1)How can you indicate that the bacteria have taken up the plasmid?

2)What is the purpose of the LB/amp(-) plate? Should there be bacterial growth on the plate?

3) Why would one compare plates LB/amp (-) and LB/amp (+)?

1) To indicate that the bacteria have taken up the plasmid, you can use a method called plasmid DNA sequencing or colony PCR. These methods involve isolating DNA from the bacterial colonies and analyzing it for the presence of the target sequence or amplicon.

For plasmid DNA sequencing, you would need to extract DNA from the bacterial colonies and send it for sequencing. The sequencing results can then be analyzed to determine if the target sequence of interest is present in the extracted DNA.

Alternatively, for colony PCR, you would need to select a few bacterial colonies and directly amplify the target sequence using PCR. The PCR products can then be analyzed on an agarose gel to check if the expected amplicon size is present.

2) The LB/amp(-) plate is a selective medium that is used to select for bacteria that have taken up the plasmid containing the ampicillin resistance gene. Ampicillin is an antibiotic that inhibits the growth of bacteria lacking the ampicillin resistance gene. Therefore, the purpose of the LB/amp(-) plate is to identify and select bacterial colonies that have successfully incorporated the plasmid.

Ideally, there should not be any bacterial growth on the LB/amp(-) plate, except for the bacteria that have taken up the plasmid and acquired resistance to ampicillin. This indicates that the antibiotic selection has worked, and only transformed bacteria can grow on the plate.

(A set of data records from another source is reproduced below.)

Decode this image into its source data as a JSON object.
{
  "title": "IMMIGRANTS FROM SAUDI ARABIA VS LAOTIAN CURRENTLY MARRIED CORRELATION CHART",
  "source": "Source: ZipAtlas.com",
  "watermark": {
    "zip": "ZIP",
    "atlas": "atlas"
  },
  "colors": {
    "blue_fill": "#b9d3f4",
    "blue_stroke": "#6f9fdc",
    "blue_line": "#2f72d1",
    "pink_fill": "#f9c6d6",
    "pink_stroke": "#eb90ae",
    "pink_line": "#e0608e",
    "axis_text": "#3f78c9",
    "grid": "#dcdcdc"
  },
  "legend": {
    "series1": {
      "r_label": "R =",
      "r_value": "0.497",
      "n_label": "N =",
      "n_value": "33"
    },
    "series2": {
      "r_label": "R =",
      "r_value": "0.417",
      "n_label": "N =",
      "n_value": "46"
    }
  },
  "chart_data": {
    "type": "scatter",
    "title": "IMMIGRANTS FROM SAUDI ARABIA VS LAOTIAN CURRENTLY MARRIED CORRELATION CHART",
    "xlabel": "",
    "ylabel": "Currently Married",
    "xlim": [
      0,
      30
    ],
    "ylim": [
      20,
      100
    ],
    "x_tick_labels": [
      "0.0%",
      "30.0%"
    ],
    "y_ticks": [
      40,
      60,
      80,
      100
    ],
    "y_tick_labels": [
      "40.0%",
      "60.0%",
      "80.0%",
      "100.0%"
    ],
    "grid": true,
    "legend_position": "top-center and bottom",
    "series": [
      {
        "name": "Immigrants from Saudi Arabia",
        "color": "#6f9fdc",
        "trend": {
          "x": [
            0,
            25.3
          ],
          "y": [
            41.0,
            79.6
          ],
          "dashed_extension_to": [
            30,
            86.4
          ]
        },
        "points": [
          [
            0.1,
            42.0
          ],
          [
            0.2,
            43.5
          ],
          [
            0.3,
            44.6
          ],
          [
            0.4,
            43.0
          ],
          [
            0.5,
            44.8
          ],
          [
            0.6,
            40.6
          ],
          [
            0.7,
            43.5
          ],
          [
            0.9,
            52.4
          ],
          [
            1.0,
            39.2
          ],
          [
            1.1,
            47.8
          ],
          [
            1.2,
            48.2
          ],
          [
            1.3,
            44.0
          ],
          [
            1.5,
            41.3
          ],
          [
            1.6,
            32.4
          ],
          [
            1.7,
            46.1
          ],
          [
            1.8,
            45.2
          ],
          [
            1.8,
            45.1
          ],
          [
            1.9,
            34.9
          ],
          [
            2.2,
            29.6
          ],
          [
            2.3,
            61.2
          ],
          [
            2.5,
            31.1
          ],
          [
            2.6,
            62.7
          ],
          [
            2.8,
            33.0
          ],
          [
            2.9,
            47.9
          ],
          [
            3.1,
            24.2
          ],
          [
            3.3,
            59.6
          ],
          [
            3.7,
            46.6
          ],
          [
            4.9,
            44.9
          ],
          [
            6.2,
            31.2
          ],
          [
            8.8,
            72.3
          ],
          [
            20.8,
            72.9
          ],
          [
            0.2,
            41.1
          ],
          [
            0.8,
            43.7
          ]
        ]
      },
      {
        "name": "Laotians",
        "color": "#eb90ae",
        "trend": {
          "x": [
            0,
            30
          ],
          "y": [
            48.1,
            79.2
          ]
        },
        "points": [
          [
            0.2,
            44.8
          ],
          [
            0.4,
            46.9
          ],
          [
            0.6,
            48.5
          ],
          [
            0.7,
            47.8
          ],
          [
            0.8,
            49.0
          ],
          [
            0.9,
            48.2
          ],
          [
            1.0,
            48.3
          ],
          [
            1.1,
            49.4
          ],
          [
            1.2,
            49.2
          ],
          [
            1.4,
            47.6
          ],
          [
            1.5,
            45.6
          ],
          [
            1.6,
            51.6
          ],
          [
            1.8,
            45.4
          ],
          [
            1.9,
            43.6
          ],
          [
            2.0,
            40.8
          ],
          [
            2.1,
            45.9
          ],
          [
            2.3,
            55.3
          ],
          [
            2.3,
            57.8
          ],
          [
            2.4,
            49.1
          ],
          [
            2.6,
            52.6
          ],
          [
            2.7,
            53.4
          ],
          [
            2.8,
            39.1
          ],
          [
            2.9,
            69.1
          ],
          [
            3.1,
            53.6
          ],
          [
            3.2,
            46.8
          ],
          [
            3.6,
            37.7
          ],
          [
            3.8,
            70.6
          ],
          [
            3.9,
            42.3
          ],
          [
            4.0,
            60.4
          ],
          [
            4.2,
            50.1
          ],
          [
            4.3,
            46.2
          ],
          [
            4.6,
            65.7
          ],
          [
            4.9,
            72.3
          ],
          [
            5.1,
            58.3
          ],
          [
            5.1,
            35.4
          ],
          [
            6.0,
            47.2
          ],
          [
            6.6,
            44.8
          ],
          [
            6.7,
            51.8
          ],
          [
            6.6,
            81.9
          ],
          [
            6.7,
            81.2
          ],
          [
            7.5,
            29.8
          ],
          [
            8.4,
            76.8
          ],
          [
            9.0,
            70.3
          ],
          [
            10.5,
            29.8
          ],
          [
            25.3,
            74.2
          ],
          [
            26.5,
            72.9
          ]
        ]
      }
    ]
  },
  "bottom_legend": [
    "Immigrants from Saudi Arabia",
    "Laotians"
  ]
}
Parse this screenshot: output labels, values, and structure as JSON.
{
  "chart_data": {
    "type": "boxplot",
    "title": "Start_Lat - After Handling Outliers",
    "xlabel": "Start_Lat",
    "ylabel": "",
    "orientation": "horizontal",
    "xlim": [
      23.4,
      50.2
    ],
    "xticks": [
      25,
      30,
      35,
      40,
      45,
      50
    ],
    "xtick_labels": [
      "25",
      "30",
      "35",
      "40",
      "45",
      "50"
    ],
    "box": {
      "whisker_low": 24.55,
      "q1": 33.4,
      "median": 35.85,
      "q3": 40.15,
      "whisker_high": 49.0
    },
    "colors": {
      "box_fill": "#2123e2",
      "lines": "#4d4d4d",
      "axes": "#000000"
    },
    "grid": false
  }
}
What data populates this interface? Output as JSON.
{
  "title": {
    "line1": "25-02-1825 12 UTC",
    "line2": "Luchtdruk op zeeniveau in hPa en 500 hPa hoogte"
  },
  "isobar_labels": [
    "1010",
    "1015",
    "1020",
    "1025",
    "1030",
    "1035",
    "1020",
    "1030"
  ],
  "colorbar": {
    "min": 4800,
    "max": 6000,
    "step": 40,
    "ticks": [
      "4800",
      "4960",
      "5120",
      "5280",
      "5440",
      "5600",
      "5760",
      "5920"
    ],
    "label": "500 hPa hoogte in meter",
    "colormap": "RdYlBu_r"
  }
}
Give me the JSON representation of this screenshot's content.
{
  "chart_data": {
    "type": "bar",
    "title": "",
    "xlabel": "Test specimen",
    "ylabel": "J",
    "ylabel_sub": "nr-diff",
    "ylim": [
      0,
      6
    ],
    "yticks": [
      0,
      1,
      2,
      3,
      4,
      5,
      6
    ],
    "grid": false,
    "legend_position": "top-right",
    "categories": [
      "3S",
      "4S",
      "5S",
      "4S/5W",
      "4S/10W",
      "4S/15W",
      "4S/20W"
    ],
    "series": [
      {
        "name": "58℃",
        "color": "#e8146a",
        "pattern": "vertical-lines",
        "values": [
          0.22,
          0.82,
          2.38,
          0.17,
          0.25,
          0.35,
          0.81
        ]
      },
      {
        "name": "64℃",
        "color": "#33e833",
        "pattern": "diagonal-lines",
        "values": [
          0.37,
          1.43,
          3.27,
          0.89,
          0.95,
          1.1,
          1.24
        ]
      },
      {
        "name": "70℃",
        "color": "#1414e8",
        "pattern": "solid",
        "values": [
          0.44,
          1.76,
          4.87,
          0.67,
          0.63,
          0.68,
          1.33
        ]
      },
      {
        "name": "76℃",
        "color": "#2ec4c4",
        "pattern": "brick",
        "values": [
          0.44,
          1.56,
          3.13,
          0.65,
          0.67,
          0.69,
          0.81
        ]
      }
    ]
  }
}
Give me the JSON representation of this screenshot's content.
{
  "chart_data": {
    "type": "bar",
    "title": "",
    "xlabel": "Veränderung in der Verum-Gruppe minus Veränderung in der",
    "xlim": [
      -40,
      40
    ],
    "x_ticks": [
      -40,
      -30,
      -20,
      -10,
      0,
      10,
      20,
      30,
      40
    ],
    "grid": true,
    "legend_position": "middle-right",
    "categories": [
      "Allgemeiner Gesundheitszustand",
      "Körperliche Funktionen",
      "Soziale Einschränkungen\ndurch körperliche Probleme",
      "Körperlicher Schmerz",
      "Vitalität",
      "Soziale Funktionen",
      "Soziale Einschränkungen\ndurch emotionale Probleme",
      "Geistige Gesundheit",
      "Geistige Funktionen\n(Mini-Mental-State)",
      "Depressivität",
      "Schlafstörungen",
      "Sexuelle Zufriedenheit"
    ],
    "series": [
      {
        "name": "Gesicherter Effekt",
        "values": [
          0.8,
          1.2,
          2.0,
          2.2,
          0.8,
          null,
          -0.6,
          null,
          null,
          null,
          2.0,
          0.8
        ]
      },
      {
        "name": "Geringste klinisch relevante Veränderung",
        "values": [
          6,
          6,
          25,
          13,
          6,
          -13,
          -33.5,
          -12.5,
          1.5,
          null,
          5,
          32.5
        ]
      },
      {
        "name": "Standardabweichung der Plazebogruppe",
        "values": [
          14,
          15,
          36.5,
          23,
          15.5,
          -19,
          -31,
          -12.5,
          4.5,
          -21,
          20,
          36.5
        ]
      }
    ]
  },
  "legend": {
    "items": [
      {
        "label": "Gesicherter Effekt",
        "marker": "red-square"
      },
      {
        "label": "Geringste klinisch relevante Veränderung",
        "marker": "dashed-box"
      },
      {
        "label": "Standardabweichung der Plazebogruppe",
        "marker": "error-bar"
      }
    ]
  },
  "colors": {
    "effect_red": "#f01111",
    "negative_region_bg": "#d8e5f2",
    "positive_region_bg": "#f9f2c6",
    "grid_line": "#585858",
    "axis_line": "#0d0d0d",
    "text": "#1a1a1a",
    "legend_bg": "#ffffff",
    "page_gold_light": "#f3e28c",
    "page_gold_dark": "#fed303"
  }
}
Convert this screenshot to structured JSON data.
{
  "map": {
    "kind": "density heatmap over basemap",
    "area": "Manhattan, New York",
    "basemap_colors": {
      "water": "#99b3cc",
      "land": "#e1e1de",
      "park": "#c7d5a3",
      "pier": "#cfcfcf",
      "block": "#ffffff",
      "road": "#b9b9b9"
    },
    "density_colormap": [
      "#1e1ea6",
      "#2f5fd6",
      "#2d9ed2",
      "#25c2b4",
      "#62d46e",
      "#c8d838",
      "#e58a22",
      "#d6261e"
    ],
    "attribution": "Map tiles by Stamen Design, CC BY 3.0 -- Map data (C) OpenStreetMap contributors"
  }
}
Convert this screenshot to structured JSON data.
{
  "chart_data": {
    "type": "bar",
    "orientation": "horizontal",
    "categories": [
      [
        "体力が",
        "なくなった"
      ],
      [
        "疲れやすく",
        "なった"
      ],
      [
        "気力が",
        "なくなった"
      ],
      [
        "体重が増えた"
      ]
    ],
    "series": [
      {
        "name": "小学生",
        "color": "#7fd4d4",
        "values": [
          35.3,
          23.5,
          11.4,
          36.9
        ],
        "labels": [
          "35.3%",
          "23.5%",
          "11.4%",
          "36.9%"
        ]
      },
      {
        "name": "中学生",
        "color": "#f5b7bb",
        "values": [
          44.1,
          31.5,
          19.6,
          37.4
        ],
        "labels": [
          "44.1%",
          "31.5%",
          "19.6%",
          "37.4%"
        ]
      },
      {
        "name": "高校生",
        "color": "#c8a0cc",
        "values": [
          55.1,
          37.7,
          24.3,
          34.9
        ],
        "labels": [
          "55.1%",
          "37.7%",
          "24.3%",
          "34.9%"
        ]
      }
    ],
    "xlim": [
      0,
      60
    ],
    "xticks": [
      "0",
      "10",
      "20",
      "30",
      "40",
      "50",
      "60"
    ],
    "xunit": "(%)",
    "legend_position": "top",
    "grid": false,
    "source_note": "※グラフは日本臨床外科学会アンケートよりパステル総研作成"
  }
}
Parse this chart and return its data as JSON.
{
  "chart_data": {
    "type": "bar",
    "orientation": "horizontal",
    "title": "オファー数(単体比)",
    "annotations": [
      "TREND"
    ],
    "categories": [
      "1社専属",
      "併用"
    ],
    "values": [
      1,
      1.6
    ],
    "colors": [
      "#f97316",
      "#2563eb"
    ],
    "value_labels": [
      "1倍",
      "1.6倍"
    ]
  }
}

3) Comparing the LB/amp(-) and LB/amp(+) plates allows you to determine the efficacy of plasmid transformation.

The LB/amp(-) plate serves as a negative control. It should only have the transformed bacteria growing on it because they possess the ampicillin resistance gene carried by the plasmid. Any growth on the LB/amp(-) plate indicates successful transformation.

On the other hand, the LB/amp(+) plate is a positive control. It contains the same antibiotic, ampicillin, but without the plasmid. This plate should not have any bacterial growth. If there is any growth present on the LB/amp(+) plate, it suggests that there may be contamination, such as spontaneous mutations in the bacteria or issues with the antibiotic itself.

By comparing these two plates, you can confirm the specificity of the ampicillin resistance gene and evaluate the success of your transformation experiment.